Ferma condanna anche da parte del neo segretario del Pd pisano Sonetti, ex assessore del Comune di Pontedera, patria della Piaggio

“La Vespa è stata un simbolo di modernità, della vitalità e dell’inventiva straordinarie dell’Italia del boom, e resta un’icona di un mondo senza barriere, che sa e può scegliere la qualità. L’iniziativa protezionista di Trump è sconcertante. C’è da sperare che la guerra commerciale che persegue deragli fin dall’inizio, com’è avvenuto per altre odiose misure”. Così il sindaco di Pisa Marco Filippeschi, che è anche presidente della Provincia, commenta i provvedimenti annunciati dalla Casa Bianca che colpirebbero anche la Piaggio e l’esportazione della Vespa, prodotto di punta del gruppo industriale di Pontedera.

“Ci mobilitiamo, come cittadini europei, e facciamo appello ad un ripensamento.
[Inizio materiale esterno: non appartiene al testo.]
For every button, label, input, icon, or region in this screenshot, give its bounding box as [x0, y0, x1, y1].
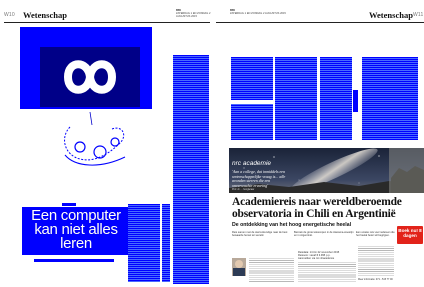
ad-info-box: Reisdata: 14 t/m 22 november 2015 Reisso… — [298, 251, 340, 261]
infinity-illustration — [60, 27, 126, 166]
right-header-date: ZATERDAG 1 EN ZONDAG 2 AUGUSTUS 2015 — [230, 12, 286, 15]
ad-body-column-1 — [249, 258, 294, 282]
left-text-column-b — [162, 204, 170, 282]
hero-caption-bar — [34, 259, 114, 262]
right-text-column-4 — [362, 57, 418, 140]
ad-phone-line: Meer informatie: 071 - 515 77 00 — [358, 278, 393, 281]
ad-body-column-3 — [358, 246, 394, 276]
left-header-date: ZATERDAG 1 EN ZONDAG 2 AUGUSTUS 2015 — [176, 12, 211, 18]
right-text-column-2 — [275, 57, 317, 140]
ad-quote-text: 'Aan a college, dat inmiddels een wetens… — [232, 169, 286, 188]
ad-quote: 'Aan a college, dat inmiddels een wetens… — [232, 169, 288, 188]
ad-intro-column-3: Een unieke reis voor iedereen die het he… — [356, 231, 395, 238]
ad-intro-column-1: Reis samen met de sterrenkundige naar de… — [232, 231, 288, 238]
left-header-rule — [4, 22, 210, 23]
left-text-column-c — [173, 55, 209, 284]
professor-portrait — [232, 258, 246, 276]
ad-headline: Academiereis naar wereldberoemde observa… — [232, 196, 402, 220]
ad-intro-column-2: Bezoek de grote telescopen in de Atacama… — [294, 231, 354, 238]
nrc-academie-label: nrc academie — [232, 160, 272, 167]
left-header-meta: nrc ZATERDAG 1 EN ZONDAG 2 AUGUSTUS 2015 — [176, 8, 216, 18]
ad-body-column-2 — [298, 262, 356, 282]
pull-bar — [353, 90, 358, 112]
ad-quote-author: Prof. dr. ... hoogleraar — [232, 189, 255, 191]
left-page-number: W10 — [4, 12, 15, 18]
ad-subheadline: De ontdekking van het hoog energetische … — [232, 222, 352, 228]
right-text-column-1 — [231, 57, 273, 140]
infinity-icon — [63, 60, 117, 94]
hero-title: Een computer kan niet alles leren — [31, 207, 121, 252]
newspaper-spread: W10 Wetenschap nrc ZATERDAG 1 EN ZONDAG … — [0, 0, 424, 287]
left-section-title: Wetenschap — [23, 10, 67, 20]
right-header-meta: nrc ZATERDAG 1 EN ZONDAG 2 AUGUSTUS 2015 — [230, 8, 290, 15]
left-text-column-a — [128, 204, 160, 282]
book-now-badge[interactable]: Boek nu! 8 dagen — [397, 226, 423, 244]
right-header-rule — [216, 22, 424, 23]
right-page-number: W11 — [413, 12, 424, 18]
title-marker — [62, 203, 76, 206]
subhead-gap — [231, 100, 273, 104]
right-section-title: Wetenschap — [369, 10, 413, 20]
right-text-column-3 — [320, 57, 352, 140]
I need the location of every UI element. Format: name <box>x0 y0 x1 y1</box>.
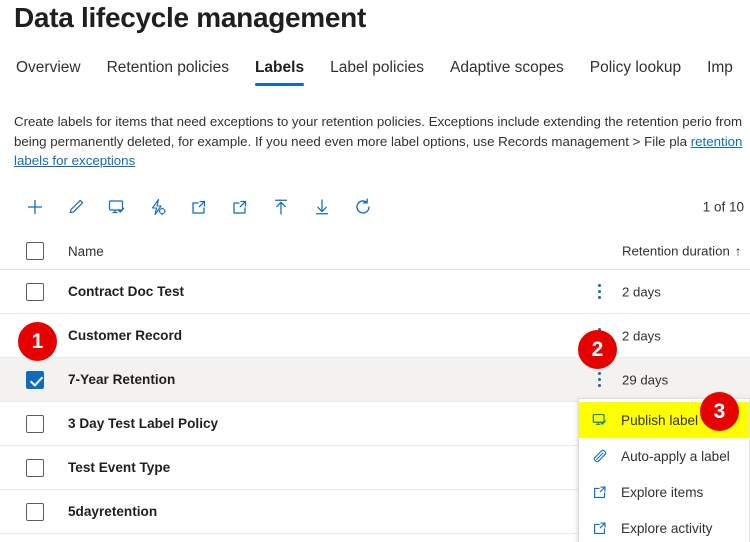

Credo che sia nello spirito positivo di tutti gli italiani, che è anche di speciale amicizia con gli Usa. Il governo, con l’Unione Europea, deve far valere i nostri interessi - aggiunge Filippeschi - sfruttando l’immagine ancora fortissima del made in Italy per fare una battaglia contro il ritorno del protezionismo. E questo avviene, mentre in Europa hanno dilagato i big statunitensi della rete, che pagano tasse irrisorie e accumulano profitti stratosferici in un paese solo”.

Ferma condanna anche dal segretario provinciale del Partito Democratico Massimiliano Sonetti: "Il solo pensiero di imporre pesanti restrizioni al mercato della Vespa Piaggio, come per altri storici marchi italiani, riporta alla mente momenti più bui della storia quando imperversavano protezionismi nazionalisti e si preparavano le future guerre". "Mi unisco all'appello del sindaco di Pontedera Simone Millozzi all'Unione Europea e nella critica al presidente statunitense Donald Trump, che sta cercando di eliminare anni di scambi economici e culturali tra l'Europa e gli Usa - prosegue Sonetti - prima la costruzione dei muri e il seminare odio razziale e culturale, poi lo smantellamento degli importanti risultati ambientali dell'amministrazione Obama, con il ritorno ad un uso estremo del carbone, ora l'imposizione di dazi per affossare il mercato dei prodotti dell'alta qualità italiana ed europea. Da segretario provinciale Pd, ma anche da cittadino pontederese che ha avuto l'onore di servire il suo Comune, considero tutto questo un insulto. Un insulto a chi ha reso grande la Piaggio, a coloro che con il sudore, ieri come oggi, si sono guadagnati da vivere e ad una cittadina che, grazie anche a politici locali lungimiranti, ha sempre difeso, tutelato e rilanciato la fabbrica, simbolo dell'alta qualità nostrana nel mondo".